Greenacres resident won’t have to build road for subdivisions
Greenacres neighbors who rallied around a senior resident who felt the city was unfairly obligating her to build a road through her undeveloped land claimed a victory at City Hall Tuesday night.
Citing a lack of public notice about changes to road plans, the City Council voted to overturn part of a hearing examiner decision that would have connected two small subdivisions via a public road that eventually would be built through Jan Austin’s land.
At issue is the approval of the Valley Coach Estates subdivision, which had changed its street layout at the request of the city planning department so that a small portion of Maxwell Avenue could eventually connect to a stretch of Maxwell in a subdivision to the west.
That project, called Flora Estates, was changed at the direction of city planners to make the road public and change its name to Maxwell.
Austin’s land is between them. If and when it is developed, the builder would have been obligated to build Maxwell through the middle of it.
“It places a cloud over the property,” neighborhood activist Mary Pollard argued at an earlier meeting.
Hearing Examiner Mike Dempsey approved Valley Coach Estates based on layout changes recommended by city staff. Austin appealed, arguing, among other things, that neighboring property owners didn’t have enough chance to review changes to the road plans before the project went to the hearing examiner.
“No substantial changes can be made without a public hearing,” Pollard said.

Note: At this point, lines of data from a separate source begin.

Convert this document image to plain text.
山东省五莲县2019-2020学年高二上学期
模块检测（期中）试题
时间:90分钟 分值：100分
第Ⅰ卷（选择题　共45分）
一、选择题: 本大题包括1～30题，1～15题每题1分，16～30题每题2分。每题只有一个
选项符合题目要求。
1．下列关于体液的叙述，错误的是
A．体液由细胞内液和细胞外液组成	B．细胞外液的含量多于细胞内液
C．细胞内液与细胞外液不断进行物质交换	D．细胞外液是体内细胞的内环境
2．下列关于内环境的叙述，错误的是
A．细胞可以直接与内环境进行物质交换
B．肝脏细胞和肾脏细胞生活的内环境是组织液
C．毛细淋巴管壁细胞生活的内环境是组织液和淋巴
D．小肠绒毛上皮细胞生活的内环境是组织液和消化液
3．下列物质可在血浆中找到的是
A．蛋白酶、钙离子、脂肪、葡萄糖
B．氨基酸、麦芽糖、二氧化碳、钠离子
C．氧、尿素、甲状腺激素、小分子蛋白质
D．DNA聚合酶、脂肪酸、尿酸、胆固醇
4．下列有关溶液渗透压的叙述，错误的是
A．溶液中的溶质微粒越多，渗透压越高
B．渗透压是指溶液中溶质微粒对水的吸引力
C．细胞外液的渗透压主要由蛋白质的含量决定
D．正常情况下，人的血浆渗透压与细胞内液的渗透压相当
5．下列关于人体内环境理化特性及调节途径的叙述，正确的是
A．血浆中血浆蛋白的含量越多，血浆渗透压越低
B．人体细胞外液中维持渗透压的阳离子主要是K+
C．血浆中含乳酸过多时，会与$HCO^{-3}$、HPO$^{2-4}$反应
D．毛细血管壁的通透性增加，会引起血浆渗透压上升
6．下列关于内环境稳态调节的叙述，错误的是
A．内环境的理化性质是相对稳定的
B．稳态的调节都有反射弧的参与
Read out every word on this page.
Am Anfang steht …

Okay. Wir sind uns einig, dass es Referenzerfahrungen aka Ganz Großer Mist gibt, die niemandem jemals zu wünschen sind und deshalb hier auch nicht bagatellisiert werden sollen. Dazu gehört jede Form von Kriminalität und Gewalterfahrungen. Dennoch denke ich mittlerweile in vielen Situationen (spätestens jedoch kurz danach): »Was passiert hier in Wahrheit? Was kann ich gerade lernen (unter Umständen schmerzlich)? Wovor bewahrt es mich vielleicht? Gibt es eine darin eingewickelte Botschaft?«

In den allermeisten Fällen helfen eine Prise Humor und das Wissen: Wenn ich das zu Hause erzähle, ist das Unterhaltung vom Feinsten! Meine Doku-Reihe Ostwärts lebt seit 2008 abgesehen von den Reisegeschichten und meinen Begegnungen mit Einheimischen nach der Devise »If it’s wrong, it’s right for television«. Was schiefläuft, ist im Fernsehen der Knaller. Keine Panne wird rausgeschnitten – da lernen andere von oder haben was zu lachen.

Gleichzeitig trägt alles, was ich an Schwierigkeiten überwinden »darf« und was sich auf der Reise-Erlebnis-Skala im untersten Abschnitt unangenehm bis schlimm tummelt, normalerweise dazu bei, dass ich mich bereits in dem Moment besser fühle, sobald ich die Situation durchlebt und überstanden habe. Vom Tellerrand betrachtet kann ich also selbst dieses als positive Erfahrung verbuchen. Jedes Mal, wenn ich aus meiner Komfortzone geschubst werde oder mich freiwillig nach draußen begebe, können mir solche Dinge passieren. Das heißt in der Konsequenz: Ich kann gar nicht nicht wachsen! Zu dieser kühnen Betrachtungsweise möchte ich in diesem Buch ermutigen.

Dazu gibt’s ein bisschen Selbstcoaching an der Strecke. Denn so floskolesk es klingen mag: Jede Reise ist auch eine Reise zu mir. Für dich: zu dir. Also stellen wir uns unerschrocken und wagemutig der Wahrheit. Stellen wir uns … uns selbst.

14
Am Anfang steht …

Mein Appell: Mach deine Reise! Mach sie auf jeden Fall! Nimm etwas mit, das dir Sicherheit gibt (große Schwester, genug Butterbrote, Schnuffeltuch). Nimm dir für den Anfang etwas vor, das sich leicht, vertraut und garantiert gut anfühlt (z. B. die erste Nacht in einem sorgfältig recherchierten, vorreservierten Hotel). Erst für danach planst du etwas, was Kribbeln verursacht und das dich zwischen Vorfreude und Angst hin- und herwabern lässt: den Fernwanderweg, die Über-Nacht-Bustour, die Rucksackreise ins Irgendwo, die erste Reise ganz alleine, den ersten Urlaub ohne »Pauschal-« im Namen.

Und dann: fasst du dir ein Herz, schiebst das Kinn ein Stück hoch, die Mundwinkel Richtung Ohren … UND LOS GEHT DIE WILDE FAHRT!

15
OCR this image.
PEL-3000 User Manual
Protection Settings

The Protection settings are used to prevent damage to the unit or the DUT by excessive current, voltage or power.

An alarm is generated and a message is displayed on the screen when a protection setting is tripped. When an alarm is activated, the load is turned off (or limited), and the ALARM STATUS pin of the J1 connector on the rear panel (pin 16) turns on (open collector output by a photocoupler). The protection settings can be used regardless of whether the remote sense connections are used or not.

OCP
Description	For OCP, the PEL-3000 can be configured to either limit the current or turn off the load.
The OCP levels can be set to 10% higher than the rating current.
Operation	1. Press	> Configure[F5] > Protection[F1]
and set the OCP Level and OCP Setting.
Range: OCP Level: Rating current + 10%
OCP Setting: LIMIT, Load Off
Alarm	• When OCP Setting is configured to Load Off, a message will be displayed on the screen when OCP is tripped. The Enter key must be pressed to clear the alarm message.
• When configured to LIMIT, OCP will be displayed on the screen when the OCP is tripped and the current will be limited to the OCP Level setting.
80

She contended that the information about Maxwell becoming a through street wasn’t available to the public until shortly before the hearing and after signs were posted on the property showing the old layout.
Although it wasn’t part of the appeal, Pollard also argues the city illegally changed the streets in Flora Estates after the public process required to approve the final design of the project.
One of the developers of the project also testified in support of Austin’s appeal, saying that street connectivity is good, but the resulting through street would cause traffic problems because of its proximity to Mission.
As for the rest of the subdivision, no one voice opposition to the Valley Coach project itself, including the council.
“It just seems to me that adequate notice was not given” concerning the road, said Councilman Bill Gothmann.
Others on the council said they were sympathetic to the neighbors’ concerns, but questioned each other and their lawyer about whether the hearing examiner had acted improperly and whether the council had the authority to change the road.
Ultimately, they voted to uphold the hearing examiner’s decision with the exception of the small portion road that would extend Maxwell.
“That, in essence would make Maxwell dead-end road,” said Mayor Diana Wilhite.
The four council members present voted for the measure. Councilmen Steve Taylor and Gary Schimmels were absent, and councilman Rich Munson abstained because he was not present at an earlier part of the hearing.